After replacing file on SIMPad – AutoMapa started up without any trouble. Maybe a little slow, but usable. But it works! Without any crash or error. Unfortunately I have no longer any SIMPad device to take photo, but I start thinking of getting one 🙂

automapa-simpad_6.zip

My old Siemens patches

Siemens SL45i (or SL45, SL42 – it’s the same phone) is – in my opinion – the best cellphone of it’s time. I spend a lot of time reversing it’s software and try to making it better by developing patches. Scene of patching this phone was very busy, hundred of patches was developed. In some point, RizaPN, most recognizable patchmaker created “Binary File Access” – patch that allow us to load and run executable files from memory card. I’ve developed some of that files, even wrote a simple game. I collected all patches which I still have. Some of them are missing, so it is not complete pack, but the most important ones are present. If you have any of my missing patches – please contact me.

Some of the most productive patchmakers which I’d like to recall are: RizaPN, lalo.lerry, mamaich, Chaos, DeadManS, rc-flitzer, ValeraVi, vBart and many others. Thank you guys.

My patches for Siemens SL45i – pack of V-Klay patches contains Thermometer v1.2, MP3 indicators v3.1, Fast animated logo, Green button function, Playlist MP3 instead, Buttons Animation, Band selection and Auto OC. Some of them are documented with assembler source code.

My apps for Siemens SL45i – pack of binary executable files (bin) contains Archer (simply arcade game), Playlist Converter, Thermometer v1.1 and OC Info. With sources.

Siemens SX1 – I developed several flash patches between March and December of 2007. This patches are in sxpr format – it is APatcher format. Just to see files you could use Microsoft Word, Wordpad or OpenOffice Writer. This files contain some Wordpad formatting so it is not convenient to open them in notepad.

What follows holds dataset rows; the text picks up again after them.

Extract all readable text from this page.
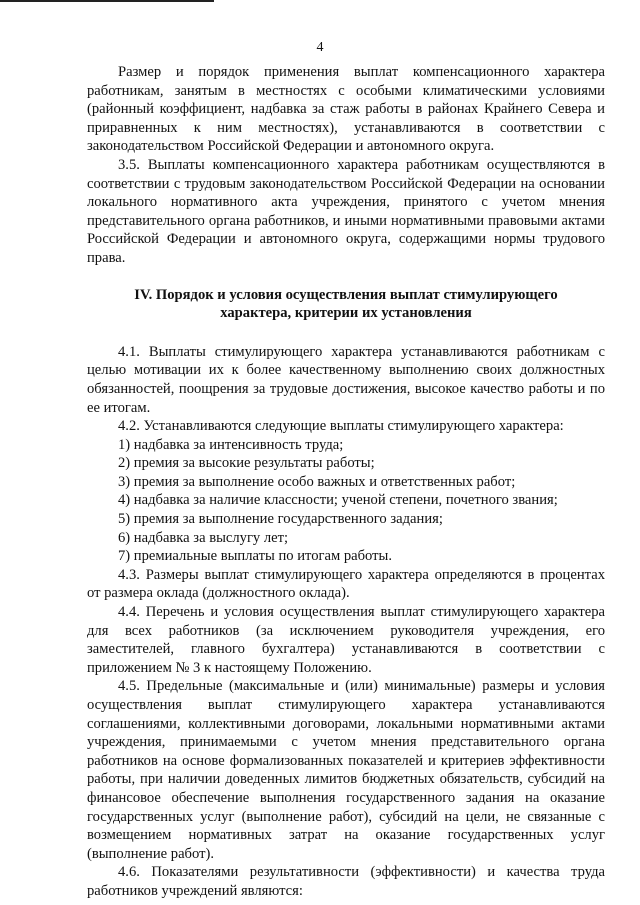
4

Размер и порядок применения выплат компенсационного характера работникам, занятым в местностях с особыми климатическими условиями (районный коэффициент, надбавка за стаж работы в районах Крайнего Севера и приравненных к ним местностях), устанавливаются в соответствии с законодательством Российской Федерации и автономного округа.

3.5. Выплаты компенсационного характера работникам осуществляются в соответствии с трудовым законодательством Российской Федерации на основании локального нормативного акта учреждения, принятого с учетом мнения представительного органа работников, и иными нормативными правовыми актами Российской Федерации и автономного округа, содержащими нормы трудового права.

IV. Порядок и условия осуществления выплат стимулирующего
характера, критерии их установления

4.1. Выплаты стимулирующего характера устанавливаются работникам с целью мотивации их к более качественному выполнению своих должностных обязанностей, поощрения за трудовые достижения, высокое качество работы и по ее итогам.

4.2. Устанавливаются следующие выплаты стимулирующего характера:

1) надбавка за интенсивность труда;

2) премия за высокие результаты работы;

3) премия за выполнение особо важных и ответственных работ;

4) надбавка за наличие классности; ученой степени, почетного звания;

5) премия за выполнение государственного задания;

6) надбавка за выслугу лет;

7) премиальные выплаты по итогам работы.

4.3. Размеры выплат стимулирующего характера определяются в процентах от размера оклада (должностного оклада).

4.4. Перечень и условия осуществления выплат стимулирующего характера для всех работников (за исключением руководителя учреждения, его заместителей, главного бухгалтера) устанавливаются в соответствии с приложением № 3 к настоящему Положению.

4.5. Предельные (максимальные и (или) минимальные) размеры и условия осуществления выплат стимулирующего характера устанавливаются соглашениями, коллективными договорами, локальными нормативными актами учреждения, принимаемыми с учетом мнения представительного органа работников на основе формализованных показателей и критериев эффективности работы, при наличии доведенных лимитов бюджетных обязательств, субсидий на финансовое обеспечение выполнения государственного задания на оказание государственных услуг (выполнение работ), субсидий на цели, не связанные с возмещением нормативных затрат на оказание государственных услуг (выполнение работ).

4.6. Показателями результативности (эффективности) и качества труда работников учреждений являются:
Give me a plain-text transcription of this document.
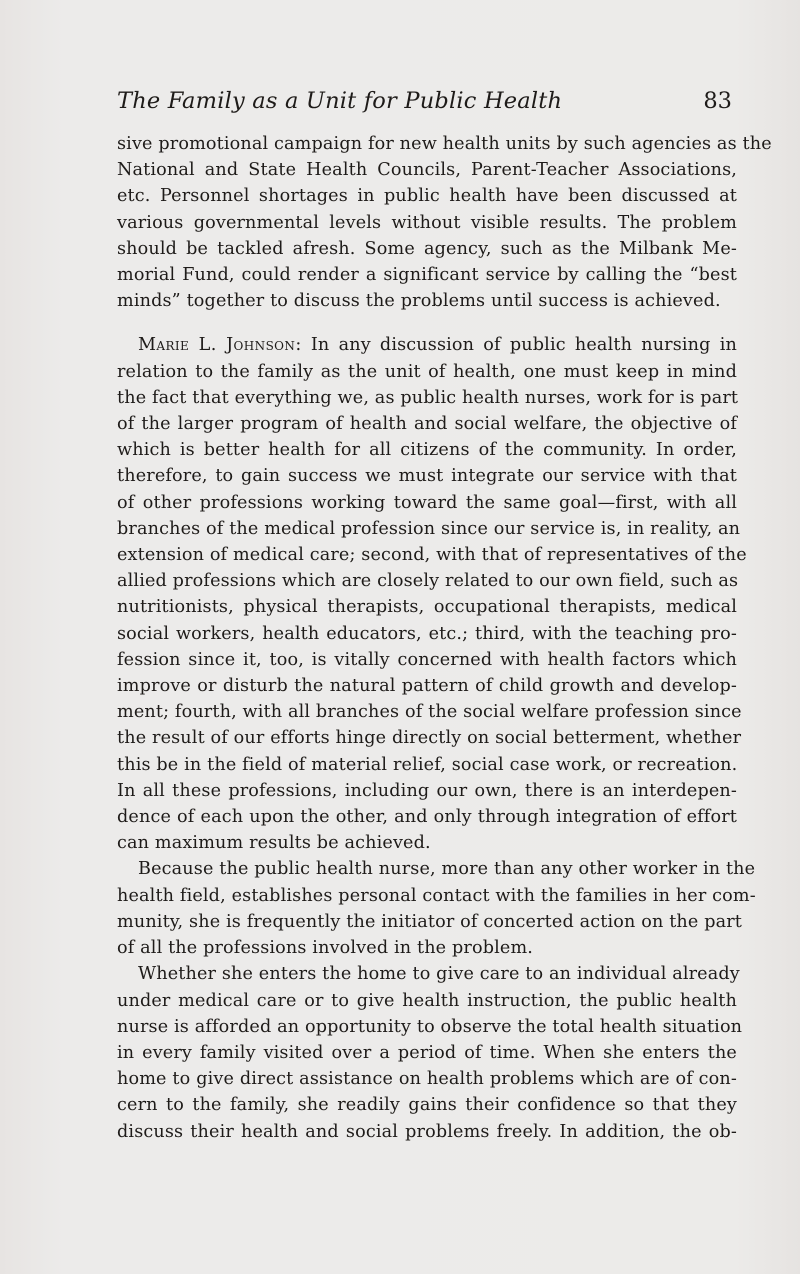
The Family as a Unit for Public Health	83
sive promotional campaign for new health units by such agencies as the
National and State Health Councils, Parent-Teacher Associations,
etc. Personnel shortages in public health have been discussed at
various governmental levels without visible results. The problem
should be tackled afresh. Some agency, such as the Milbank Me-
morial Fund, could render a significant service by calling the “best
minds” together to discuss the problems until success is achieved.
Marie L. Johnson: In any discussion of public health nursing in
relation to the family as the unit of health, one must keep in mind
the fact that everything we, as public health nurses, work for is part
of the larger program of health and social welfare, the objective of
which is better health for all citizens of the community. In order,
therefore, to gain success we must integrate our service with that
of other professions working toward the same goal—first, with all
branches of the medical profession since our service is, in reality, an
extension of medical care; second, with that of representatives of the
allied professions which are closely related to our own field, such as
nutritionists, physical therapists, occupational therapists, medical
social workers, health educators, etc.; third, with the teaching pro-
fession since it, too, is vitally concerned with health factors which
improve or disturb the natural pattern of child growth and develop-
ment; fourth, with all branches of the social welfare profession since
the result of our efforts hinge directly on social betterment, whether
this be in the field of material relief, social case work, or recreation.
In all these professions, including our own, there is an interdepen-
dence of each upon the other, and only through integration of effort
can maximum results be achieved.
Because the public health nurse, more than any other worker in the
health field, establishes personal contact with the families in her com-
munity, she is frequently the initiator of concerted action on the part
of all the professions involved in the problem.
Whether she enters the home to give care to an individual already
under medical care or to give health instruction, the public health
nurse is afforded an opportunity to observe the total health situation
in every family visited over a period of time. When she enters the
home to give direct assistance on health problems which are of con-
cern to the family, she readily gains their confidence so that they
discuss their health and social problems freely. In addition, the ob-
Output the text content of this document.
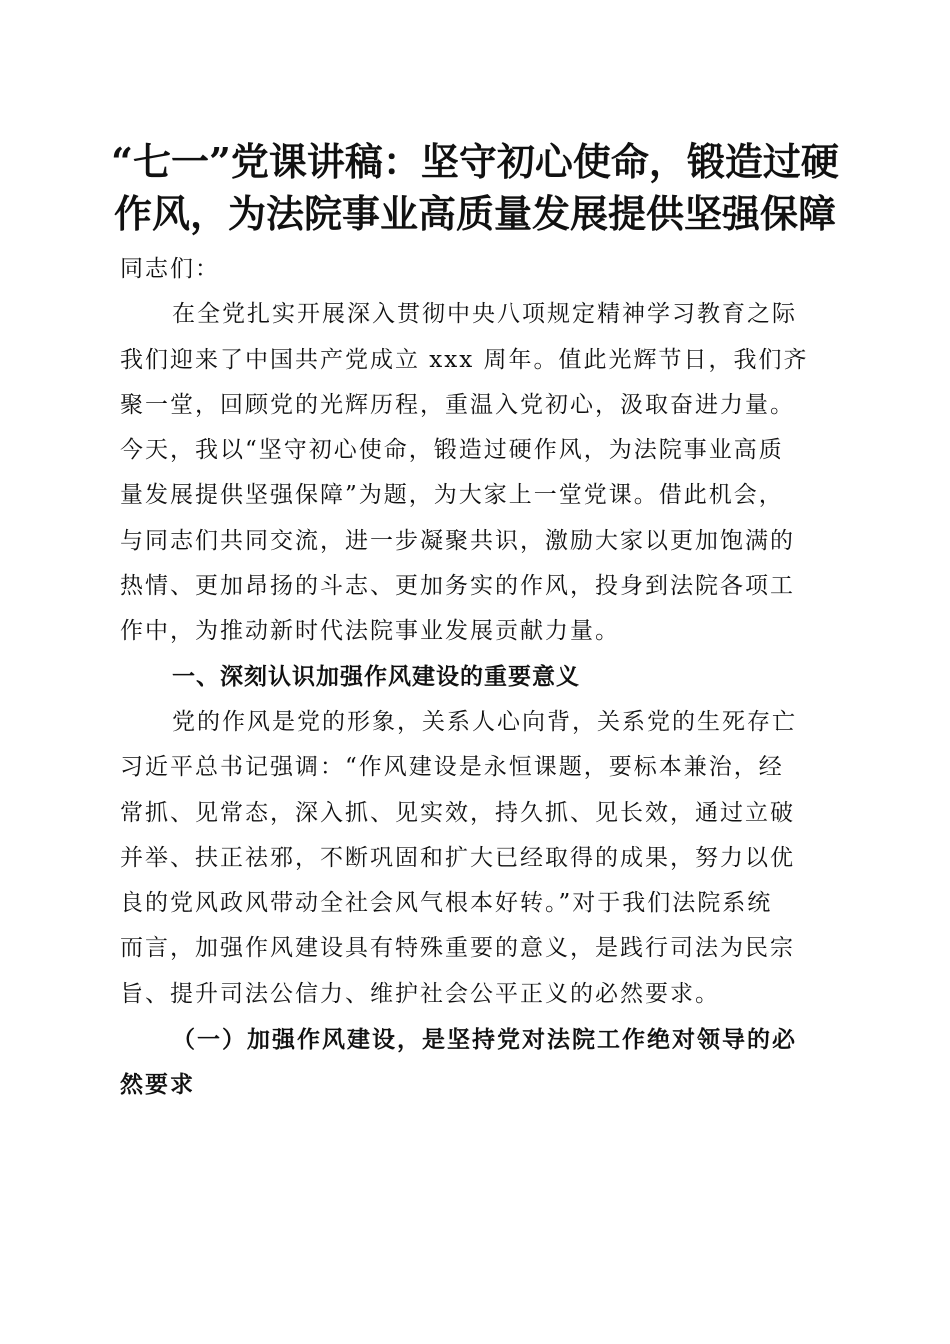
“七一”党课讲稿：坚守初心使命，锻造过硬
作风，为法院事业高质量发展提供坚强保障
同志们：
在全党扎实开展深入贯彻中央八项规定精神学习教育之际
我们迎来了中国共产党成立 xxx 周年。值此光辉节日，我们齐
聚一堂，回顾党的光辉历程，重温入党初心，汲取奋进力量。
今天，我以“坚守初心使命，锻造过硬作风，为法院事业高质
量发展提供坚强保障”为题，为大家上一堂党课。借此机会，
与同志们共同交流，进一步凝聚共识，激励大家以更加饱满的
热情、更加昂扬的斗志、更加务实的作风，投身到法院各项工
作中，为推动新时代法院事业发展贡献力量。
一、深刻认识加强作风建设的重要意义
党的作风是党的形象，关系人心向背，关系党的生死存亡
习近平总书记强调：“作风建设是永恒课题，要标本兼治，经
常抓、见常态，深入抓、见实效，持久抓、见长效，通过立破
并举、扶正祛邪，不断巩固和扩大已经取得的成果，努力以优
良的党风政风带动全社会风气根本好转。”对于我们法院系统
而言，加强作风建设具有特殊重要的意义，是践行司法为民宗
旨、提升司法公信力、维护社会公平正义的必然要求。
（一）加强作风建设，是坚持党对法院工作绝对领导的必
然要求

My patches for Siemens SX1 – all my patches are collected in single archive. The most complex one (date and profile name in mainscreen) contain assembler source. List of patches in archive: Disable Low Battery Message and sound, Don’t change backlight level in camera, Change camera standby timer, Change camera standby timer v2, Disable Selected profile message, Don’t display profile name in mainscreen, Display date and profile name symbol in mainscreen, Don’t show OpLogo picture, Display date and profile name symbol in mainscreen v2, Don’t show profiles in shutdown menu.